Today’s arrest will be profoundly unsettling for Trump. The Epstein scandal will be back in global headlines, which is precisely where he doesn’t want it, as it will lend weight to Trump’s critics, among them Marjorie Taylor Greene (read our profile of her political transformation here) who are stirring up trouble within the president’s own support base.
The focus of that discontent within MAGA is the Epstein scandal, which Greene and others are convinced is essentially a massive cover-up overseen by Trump.
And if the full significance of Andrew’s arrest somehow manages to pierce Trump’s fading mind, then he may find himself confronting an even darker realisation – that if the king of England’s brother can be arrested, then you can arrest anyone. Perhaps even a former president.

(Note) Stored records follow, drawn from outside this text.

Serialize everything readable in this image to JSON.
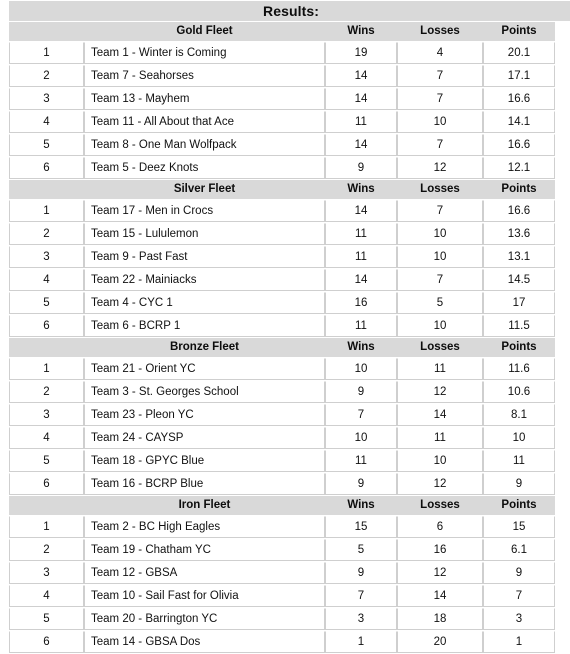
{
  "page": {
    "title": "Results:"
  },
  "columns": {
    "rank": "",
    "wins": "Wins",
    "losses": "Losses",
    "points": "Points"
  },
  "fleets": [
    {
      "name": "Gold Fleet",
      "rows": [
        {
          "rank": "1",
          "team": "Team 1 - Winter is Coming",
          "wins": "19",
          "losses": "4",
          "points": "20.1"
        },
        {
          "rank": "2",
          "team": "Team 7 - Seahorses",
          "wins": "14",
          "losses": "7",
          "points": "17.1"
        },
        {
          "rank": "3",
          "team": "Team 13 - Mayhem",
          "wins": "14",
          "losses": "7",
          "points": "16.6"
        },
        {
          "rank": "4",
          "team": "Team 11 - All About that Ace",
          "wins": "11",
          "losses": "10",
          "points": "14.1"
        },
        {
          "rank": "5",
          "team": "Team 8 - One Man Wolfpack",
          "wins": "14",
          "losses": "7",
          "points": "16.6"
        },
        {
          "rank": "6",
          "team": "Team 5 - Deez Knots",
          "wins": "9",
          "losses": "12",
          "points": "12.1"
        }
      ]
    },
    {
      "name": "Silver Fleet",
      "rows": [
        {
          "rank": "1",
          "team": "Team 17 - Men in Crocs",
          "wins": "14",
          "losses": "7",
          "points": "16.6"
        },
        {
          "rank": "2",
          "team": "Team 15 - Lululemon",
          "wins": "11",
          "losses": "10",
          "points": "13.6"
        },
        {
          "rank": "3",
          "team": "Team 9 - Past Fast",
          "wins": "11",
          "losses": "10",
          "points": "13.1"
        },
        {
          "rank": "4",
          "team": "Team 22 - Mainiacks",
          "wins": "14",
          "losses": "7",
          "points": "14.5"
        },
        {
          "rank": "5",
          "team": "Team 4 - CYC 1",
          "wins": "16",
          "losses": "5",
          "points": "17"
        },
        {
          "rank": "6",
          "team": "Team 6 - BCRP 1",
          "wins": "11",
          "losses": "10",
          "points": "11.5"
        }
      ]
    },
    {
      "name": "Bronze Fleet",
      "rows": [
        {
          "rank": "1",
          "team": "Team 21 - Orient YC",
          "wins": "10",
          "losses": "11",
          "points": "11.6"
        },
        {
          "rank": "2",
          "team": "Team 3 - St. Georges School",
          "wins": "9",
          "losses": "12",
          "points": "10.6"
        },
        {
          "rank": "3",
          "team": "Team 23 - Pleon YC",
          "wins": "7",
          "losses": "14",
          "points": "8.1"
        },
        {
          "rank": "4",
          "team": "Team 24 - CAYSP",
          "wins": "10",
          "losses": "11",
          "points": "10"
        },
        {
          "rank": "5",
          "team": "Team 18 - GPYC Blue",
          "wins": "11",
          "losses": "10",
          "points": "11"
        },
        {
          "rank": "6",
          "team": "Team 16 - BCRP Blue",
          "wins": "9",
          "losses": "12",
          "points": "9"
        }
      ]
    },
    {
      "name": "Iron Fleet",
      "rows": [
        {
          "rank": "1",
          "team": "Team 2 - BC High Eagles",
          "wins": "15",
          "losses": "6",
          "points": "15"
        },
        {
          "rank": "2",
          "team": "Team 19 - Chatham YC",
          "wins": "5",
          "losses": "16",
          "points": "6.1"
        },
        {
          "rank": "3",
          "team": "Team 12 - GBSA",
          "wins": "9",
          "losses": "12",
          "points": "9"
        },
        {
          "rank": "4",
          "team": "Team 10 - Sail Fast for Olivia",
          "wins": "7",
          "losses": "14",
          "points": "7"
        },
        {
          "rank": "5",
          "team": "Team 20 - Barrington YC",
          "wins": "3",
          "losses": "18",
          "points": "3"
        },
        {
          "rank": "6",
          "team": "Team 14 - GBSA Dos",
          "wins": "1",
          "losses": "20",
          "points": "1"
        }
      ]
    }
  ],
  "colors": {
    "header_bg": "#d9d9d9",
    "row_bg": "#ffffff",
    "border": "#cfcfcf",
    "text": "#111111"
  }
}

There is still accountability for powerful individuals here in Britain. But – at present – there is no comparable process of accountability at work in the US. Sure – Trump, and all the other powerful, rich sociopaths who gathered around Epstein, who attended his foul parties and sent him crawling emails asking for favours, have suffered a hit to their reputations. As has been pointed out in these pages, a rich man’s reputation is the only thing he cannot control.
But that’s not enough. Epstein committed horrific crimes. He had accomplices. They need to be held accountable. As the king himself said, on learning of his brother’s arrest: “Let me state clearly: the law must take its course.”
America, look over here – this is what accountability looks like.